Escrevo, emocionado, que nunca vou esquecer a forma digna como a Marinha se ocupou deste assunto triste.
Lembro-me que na altura comentei que nestas alturas tudo isto vale o que vale.
Mas vale.
Obrigado.

quarta-feira, 1 de outubro de 2014

Viver

As coisas como são. Os pelos brancos na barba, sou pai não tenho pai nem mãe. O Tejo, os barcos os carros muito devagarinho a atravessar a ponte, o café esquecido a ficar frio.
A luz filtrada de fim de Setembro e as imagens recorrentes de um passado não muito longínquo em que era apenas um filho.
Arrependimentos, porque não te levei a ver o mar uma ultima vez?
Sinto o coração amarrado por arame farpado, preso.
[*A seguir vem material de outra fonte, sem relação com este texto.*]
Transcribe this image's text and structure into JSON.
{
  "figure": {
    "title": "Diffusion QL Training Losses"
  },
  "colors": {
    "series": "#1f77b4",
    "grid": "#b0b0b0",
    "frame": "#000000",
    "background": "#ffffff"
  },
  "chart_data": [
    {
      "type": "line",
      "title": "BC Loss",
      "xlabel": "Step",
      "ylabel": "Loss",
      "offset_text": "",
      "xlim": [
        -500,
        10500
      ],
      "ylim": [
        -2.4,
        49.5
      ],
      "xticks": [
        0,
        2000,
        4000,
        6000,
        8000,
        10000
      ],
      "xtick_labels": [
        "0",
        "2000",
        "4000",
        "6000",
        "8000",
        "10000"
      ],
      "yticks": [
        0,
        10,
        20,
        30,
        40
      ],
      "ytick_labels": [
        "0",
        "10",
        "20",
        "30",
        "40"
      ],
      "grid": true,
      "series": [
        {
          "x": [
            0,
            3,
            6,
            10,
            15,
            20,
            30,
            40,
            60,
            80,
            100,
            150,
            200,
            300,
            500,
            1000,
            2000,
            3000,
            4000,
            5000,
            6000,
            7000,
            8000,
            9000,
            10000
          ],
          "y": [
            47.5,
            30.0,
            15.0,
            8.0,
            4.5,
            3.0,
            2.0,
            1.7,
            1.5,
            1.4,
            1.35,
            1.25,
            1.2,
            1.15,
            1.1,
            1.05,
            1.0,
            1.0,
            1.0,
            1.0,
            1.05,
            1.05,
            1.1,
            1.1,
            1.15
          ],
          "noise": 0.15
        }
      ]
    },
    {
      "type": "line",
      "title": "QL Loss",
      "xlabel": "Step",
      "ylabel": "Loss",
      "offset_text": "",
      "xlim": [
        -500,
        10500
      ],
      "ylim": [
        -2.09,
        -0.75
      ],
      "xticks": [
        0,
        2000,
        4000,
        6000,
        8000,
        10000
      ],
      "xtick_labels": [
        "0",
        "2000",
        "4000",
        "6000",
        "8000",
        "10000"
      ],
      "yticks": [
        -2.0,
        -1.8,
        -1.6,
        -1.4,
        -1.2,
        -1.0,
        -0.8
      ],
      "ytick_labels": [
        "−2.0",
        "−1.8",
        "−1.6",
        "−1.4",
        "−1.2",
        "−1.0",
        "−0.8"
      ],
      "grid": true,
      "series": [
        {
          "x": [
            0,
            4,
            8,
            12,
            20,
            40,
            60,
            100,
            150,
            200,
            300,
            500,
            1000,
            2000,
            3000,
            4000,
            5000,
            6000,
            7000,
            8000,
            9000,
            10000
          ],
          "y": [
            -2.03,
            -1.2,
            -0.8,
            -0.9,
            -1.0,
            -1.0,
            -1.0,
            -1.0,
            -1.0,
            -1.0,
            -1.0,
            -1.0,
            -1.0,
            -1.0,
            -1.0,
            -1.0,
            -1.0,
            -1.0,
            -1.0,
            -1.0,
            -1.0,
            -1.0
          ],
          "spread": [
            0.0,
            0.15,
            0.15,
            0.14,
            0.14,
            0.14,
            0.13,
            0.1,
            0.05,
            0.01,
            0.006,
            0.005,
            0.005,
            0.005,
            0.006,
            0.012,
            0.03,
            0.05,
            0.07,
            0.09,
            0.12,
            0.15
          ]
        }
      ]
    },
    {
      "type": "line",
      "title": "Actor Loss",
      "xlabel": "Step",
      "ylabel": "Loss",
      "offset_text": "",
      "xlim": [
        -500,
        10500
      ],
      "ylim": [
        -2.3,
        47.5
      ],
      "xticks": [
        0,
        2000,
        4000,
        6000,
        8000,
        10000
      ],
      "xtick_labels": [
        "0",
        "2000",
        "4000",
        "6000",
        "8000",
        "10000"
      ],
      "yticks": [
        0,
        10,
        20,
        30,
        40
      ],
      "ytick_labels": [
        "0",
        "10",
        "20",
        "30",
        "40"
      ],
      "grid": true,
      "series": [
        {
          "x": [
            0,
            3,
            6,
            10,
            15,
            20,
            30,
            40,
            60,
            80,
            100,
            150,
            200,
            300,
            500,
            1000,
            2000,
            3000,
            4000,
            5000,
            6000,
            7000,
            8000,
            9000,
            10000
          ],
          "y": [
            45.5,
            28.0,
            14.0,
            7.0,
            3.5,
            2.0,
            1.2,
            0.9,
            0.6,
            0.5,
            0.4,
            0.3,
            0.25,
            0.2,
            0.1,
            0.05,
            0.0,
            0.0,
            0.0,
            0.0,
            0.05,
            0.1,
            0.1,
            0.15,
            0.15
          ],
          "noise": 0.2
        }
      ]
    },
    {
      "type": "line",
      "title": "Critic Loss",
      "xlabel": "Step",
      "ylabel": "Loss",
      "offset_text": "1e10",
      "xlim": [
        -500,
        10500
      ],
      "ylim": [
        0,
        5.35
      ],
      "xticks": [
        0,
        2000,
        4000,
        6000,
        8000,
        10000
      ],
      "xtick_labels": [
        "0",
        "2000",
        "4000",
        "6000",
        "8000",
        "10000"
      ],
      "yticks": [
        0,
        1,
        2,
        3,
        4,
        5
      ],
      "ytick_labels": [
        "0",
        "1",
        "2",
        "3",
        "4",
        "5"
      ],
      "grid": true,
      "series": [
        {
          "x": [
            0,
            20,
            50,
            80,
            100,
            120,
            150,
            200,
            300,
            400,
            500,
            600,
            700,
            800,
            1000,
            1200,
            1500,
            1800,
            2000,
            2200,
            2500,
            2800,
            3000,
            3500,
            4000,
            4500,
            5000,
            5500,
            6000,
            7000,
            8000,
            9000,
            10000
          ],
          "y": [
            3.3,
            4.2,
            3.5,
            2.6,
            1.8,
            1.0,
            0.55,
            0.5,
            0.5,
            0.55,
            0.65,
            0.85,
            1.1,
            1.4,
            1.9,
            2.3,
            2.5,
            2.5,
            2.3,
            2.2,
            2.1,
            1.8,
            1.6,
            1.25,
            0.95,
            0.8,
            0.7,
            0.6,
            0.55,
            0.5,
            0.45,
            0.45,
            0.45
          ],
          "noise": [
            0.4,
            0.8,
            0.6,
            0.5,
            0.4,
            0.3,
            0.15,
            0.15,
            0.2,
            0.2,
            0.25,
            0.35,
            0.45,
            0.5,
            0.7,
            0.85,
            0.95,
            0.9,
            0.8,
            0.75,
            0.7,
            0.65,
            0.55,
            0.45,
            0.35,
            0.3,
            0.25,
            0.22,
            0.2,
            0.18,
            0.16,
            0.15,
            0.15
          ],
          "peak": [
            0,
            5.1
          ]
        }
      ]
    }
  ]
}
Cada movimento provoca dor e estar quieto não ajuda.
As coisas como são. 
Às sete chega a Filipa com o António ao colo carregada de sacos e tenho de fazer o jantar e dar banho ao pequeno que já tem um dente e está meio refilão.
Enfiá-lo no pijama branco que o faz parecer uma bolinha sorridente e por momentos desamarrar o peito.
Esperar até às sete.
Ir comprar , por exemplo, um frango.
Respirar.
Viver.
Viver.

sexta-feira, 8 de agosto de 2014

Galão de Verão

Galão no verão na esplanada o alcatrão consome gelados de infantes malcriados nascidos no lugar errado já procriando outros.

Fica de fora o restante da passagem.